Concevoir et évaluer des systèmes de grande culture adaptés au changement climatique

Évaluation des performances de systèmes en agriculture de conservation sur le bassin Adour-Garonne : quelques résultats du programme BAG’AGES (2016-2021)

Lionel ALLETTO (INRAE – AGIR), Julie CONSTANTIN (INRAE – AGIR)

Le projet de recherche BAG’AGES, financé par l’Agence de l’Eau Adour-Garonne et la Région Occitanie, avait pour objectif de quantifier les performances agronomiques, environnementales et socioéconomiques de systèmes mobilisant différents niveaux de pratiques agroécologiques (diversification des rotations des cultures, utilisation de couverts végétaux, agroforesterie, réduction/ suppression du travail du sol), avec un effort particulier d’étude de systèmes en agriculture de conservation dans différents contextes agropédoclimatiques du bassin versant Adour-Garonne. Près de 60 exploitations réparties sur le bassin versant ont été enquêtées pour évaluer leurs performances technico-économiques à l’aide de différents indicateurs.

En parallèle, un réseau de 12 parcelles situées sur des exploitations a été instrumenté et suivi durant 3 années pour évaluer le fonctionnement global du système solplante en couplant expérimentation et modélisation. Enfin des travaux de modélisation à l’échelle de petits bassins versants ont visé à quantifier les effets des pratiques agroécologiques sur la dynamique hydrique de ces bassins. Dans cette courte synthèse, seuls les principaux résultats issus des parcelles suivies durant 3 années sont présentés.

Les travaux expérimentaux menés sur des parcelles en agriculture de conservation et, pour certains sites, sur des parcelles mitoyennes cultivées avec labour, font ressortir un fonctionnement hydrique des sols différent de celui observé sur des parcelles travaillées. Les capacités d’infiltration de l’eau sont généralement plus élevées (de 2 à 8 fois) et plus stables dans le temps, à l’échelle d’une saison culturale, que celles mesurées sur parcelles labourées.

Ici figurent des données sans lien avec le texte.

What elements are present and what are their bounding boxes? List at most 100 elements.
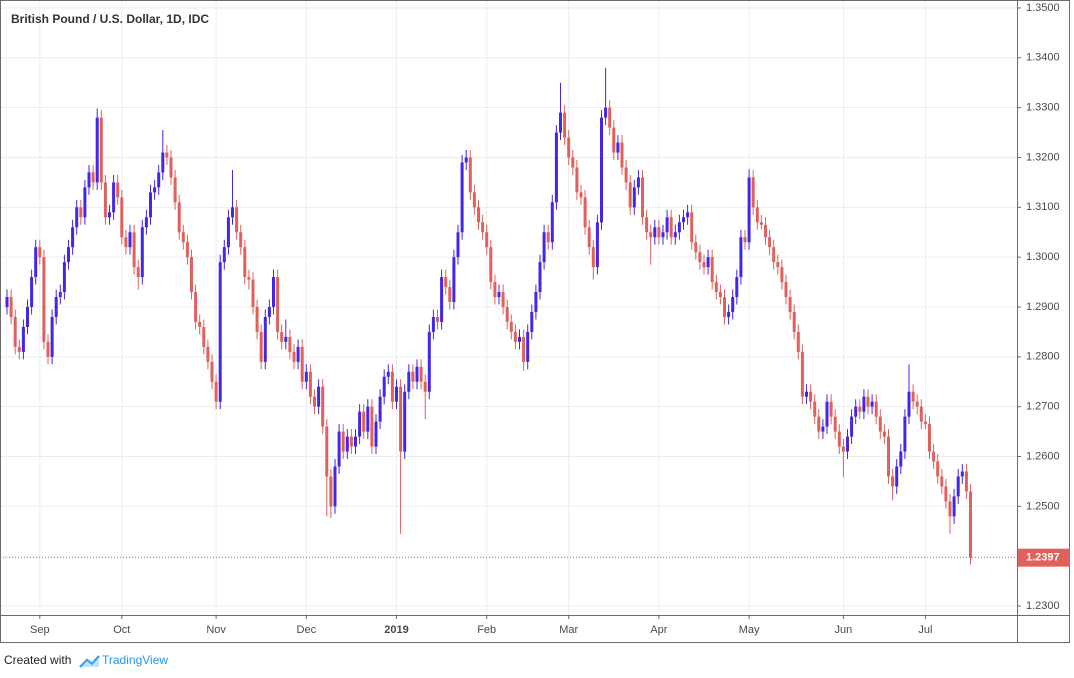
candle-body xyxy=(91,172,95,183)
y-tick-label: 1.2900 xyxy=(1026,301,1060,313)
candle-body xyxy=(735,277,739,298)
candle-body xyxy=(427,331,431,392)
candle-body xyxy=(83,187,87,218)
candle-body xyxy=(690,212,694,243)
candle-body xyxy=(382,376,386,397)
candle-body xyxy=(759,222,763,225)
candle-body xyxy=(423,381,427,392)
candle-body xyxy=(366,406,370,432)
candle-body xyxy=(669,217,673,238)
frame xyxy=(0,0,1070,643)
candle-body xyxy=(727,311,731,317)
candle-body xyxy=(226,217,230,248)
candle-body xyxy=(764,224,767,238)
candle-body xyxy=(755,207,759,223)
candle-body xyxy=(419,366,423,382)
candle-body xyxy=(456,232,460,258)
candle-body xyxy=(571,157,575,168)
candle-body xyxy=(272,277,275,308)
candle-body xyxy=(891,476,895,487)
candle-body xyxy=(157,172,161,188)
candle-body xyxy=(58,292,62,298)
x-tick-label: Mar xyxy=(559,624,578,636)
candle-body xyxy=(714,282,718,293)
candle-body xyxy=(805,391,808,397)
candle-body xyxy=(928,424,931,452)
candle-body xyxy=(358,411,362,437)
candle-body xyxy=(575,167,579,193)
candle-body xyxy=(710,257,714,283)
y-tick-label: 1.3500 xyxy=(1026,2,1060,14)
candle-body xyxy=(481,222,485,233)
candle-body xyxy=(817,416,821,432)
candle-body xyxy=(67,247,70,263)
candle-body xyxy=(444,277,448,288)
footer-brand[interactable]: TradingView xyxy=(102,653,168,667)
candle-body xyxy=(161,152,165,173)
candle-body xyxy=(825,401,829,427)
candle-body xyxy=(87,172,91,188)
candle-body xyxy=(210,361,214,382)
candle-body xyxy=(333,466,337,507)
candle-body xyxy=(263,316,267,362)
candle-body xyxy=(431,316,435,332)
x-tick-label: Feb xyxy=(477,624,496,636)
candle-body xyxy=(337,431,341,467)
candle-body xyxy=(284,336,288,342)
candle-body xyxy=(604,107,608,118)
candle-body xyxy=(878,416,882,432)
y-tick-label: 1.2300 xyxy=(1026,600,1060,612)
candle-body xyxy=(854,406,858,417)
candle-body xyxy=(169,157,173,178)
candle-body xyxy=(267,307,271,317)
candle-body xyxy=(177,202,181,233)
candle-body xyxy=(313,396,316,407)
candle-body xyxy=(9,297,13,317)
y-tick-label: 1.2500 xyxy=(1026,500,1060,512)
candle-body xyxy=(550,202,554,243)
candle-body xyxy=(776,262,780,268)
candle-body xyxy=(38,247,42,258)
candle-body xyxy=(173,177,177,203)
candle-body xyxy=(591,247,595,268)
candle-body xyxy=(354,436,357,447)
candle-body xyxy=(624,167,628,183)
candle-body xyxy=(255,307,259,332)
candle-body xyxy=(218,262,222,402)
candle-body xyxy=(460,162,464,233)
candle-body xyxy=(911,391,915,402)
candle-body xyxy=(612,127,616,153)
candle-body xyxy=(108,212,111,218)
candle-body xyxy=(407,371,411,392)
candle-body xyxy=(559,112,562,133)
candle-body xyxy=(374,421,378,447)
candle-body xyxy=(132,232,136,268)
candle-body xyxy=(288,336,292,352)
candle-body xyxy=(870,401,874,407)
y-tick-label: 1.2800 xyxy=(1026,351,1060,363)
candle-body xyxy=(493,282,497,298)
candle-body xyxy=(136,267,140,278)
candle-body xyxy=(534,292,538,312)
candle-body xyxy=(788,297,792,312)
candle-body xyxy=(509,321,513,332)
candle-body xyxy=(26,307,29,327)
candle-body xyxy=(907,391,911,417)
candle-body xyxy=(436,316,439,322)
candle-body xyxy=(300,346,304,382)
candle-body xyxy=(362,411,366,432)
candle-body xyxy=(497,292,501,298)
candle-body xyxy=(95,117,99,183)
candle-body xyxy=(378,396,382,422)
candle-body xyxy=(128,232,132,248)
candle-body xyxy=(112,182,116,213)
candle-body xyxy=(5,297,9,308)
candle-body xyxy=(743,237,747,243)
candle-body xyxy=(124,237,128,248)
candle-body xyxy=(415,366,419,382)
candle-body xyxy=(628,182,632,208)
candle-body xyxy=(702,262,706,268)
x-tick-label: Jul xyxy=(918,624,932,636)
candle-body xyxy=(329,476,333,507)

Ces différences s’expliquent par une meilleure stabilité structurale du sol en lien avec l’accroissement des teneurs en carbone organique en surface du sol et par une meilleure connectivité du réseau poral sur l’ensemble du profil de sol, qui est ainsi plus performant dans la conduction de l’eau. Par ailleurs, l’activité de la macrofaune des sols (vers de terre notamment), plus intense en agriculture de conservation, est à l’origine d’un réseau de macropores capables de faire circuler l’eau lors d’épisodes pluvieux intenses, réduisant ainsi les risques de ruissellement de surface ou sub-surface.

Sur certains types de sol (notamment sur sol limoneux de vallée alluviale), une augmentation de la rétention en eau des sols est également observée, en particulier dans les horizons de surface, traduisant notamment une évolution de la mésoporosité, gamme de pores impliqués dans la rétention d’eau disponible pour les plantes. Cet accroissement de rétention en eau des sols peut permettre aux cultures de mieux résister aux périodes de sécheresse et d’améliorer l’efficience de l’eau en agriculture de conservation mais, à ce jour, cette hypothèse, soutenue par des observations d’agriculteurs, n’a pas pu être testée expérimentalement.

Par ailleurs, l’origine de l’évolution de la gamme de pores impliqués dans la rétention d’eau demeure non explicitée mais pourrait être, au moins partiellement, liée à une augmentation de l’activité méso et microbiologique des sols et notamment fongique en agriculture de conservation. Les hyphes des champignons, en se décomposant, contribueraient à fournir un réseau de mésopores bien connectés et ainsi à accroitre l’infiltration et la rétention en eau des sols.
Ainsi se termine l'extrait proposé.